Hace 15 años el multimillonario Bill Gates anunció que “la revolución verde había dejado de lado al continente africano” y comenzó una cruzada para llevar los beneficios de esa transformación productiva a toda África.

En 2010 la Fundación Gates invirtió 23 millones de dólares en la compra de 500 mil acciones de Monsanto, el gigante de las semillas transgénicas y los agroquímicos como el glifosato.

Desde entonces la postura respecto de los transgénicos ha sido ambigua, pero hoy se sabe que Agra también incluye ese tipo de semillas en sus programas de difusión tecnológica.

Lo más grave de Agra es que deja de lado otro tipo de trayectorias tecnológicas que son más eficientes para el manejo de agua, suelos y recursos genéticos. Por ejemplo, técnicas de permacultura y agroecología ya son aplicadas en muchas regiones de África y han demostrado ser más eficientes y menos agresivas con el medio ambiente.

Estas técnicas conservan la agrobiodiversidad y son además intensivas en trabajo, lo que permite crear y conservar empleos en el medio rural y proporcionan una mayor soberanía en las decisiones de los agricultores sobre la mezcla de producto y las técnicas de producción.

Organizaciones como Vía Campesina y la Alianza para la Soberanía Alimentaria en África son dos ejemplos de organizaciones que buscan construir desde abajo opciones que son tecnológicamente sanas y socialmente responsables.

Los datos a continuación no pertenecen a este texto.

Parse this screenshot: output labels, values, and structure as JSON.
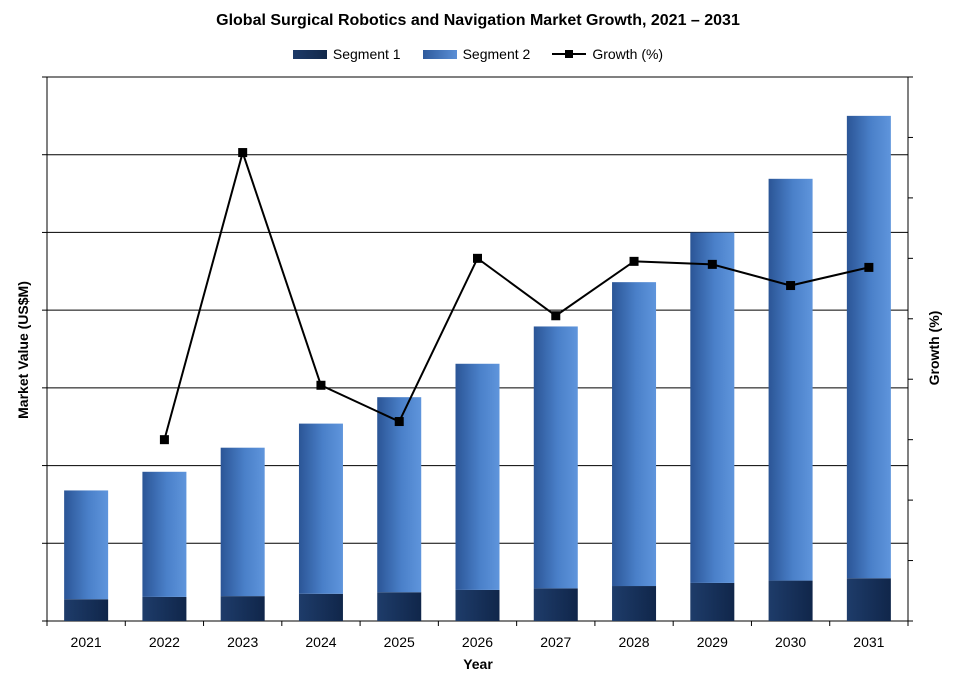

A final de cuentas, Bill Gates prefiere buscar la solución que desea el capital: apropiarse del proceso productivo campesino y convertirlo en un espacio de rentabilidad.

CASI DUEÑO DE EEUU

Después de años de informes de que estaba comprando tierras agrícolas en lugares como Florida y Washington, según Forbes ha amasado una enorme cartera de tierras agrícolas que abarca 18 estados.

Sus propiedades más grandes se encuentran en Louisiana (27,952 hectáreas), Arkansas (19,395 hectáreas) y Nebraska (8,331 hectáreas).

Además, tiene una participación en 10,420 hectáreas de tierra de transición en el lado oeste de Phoenix, Arizona, que se está desarrollando como un nuevo suburbio.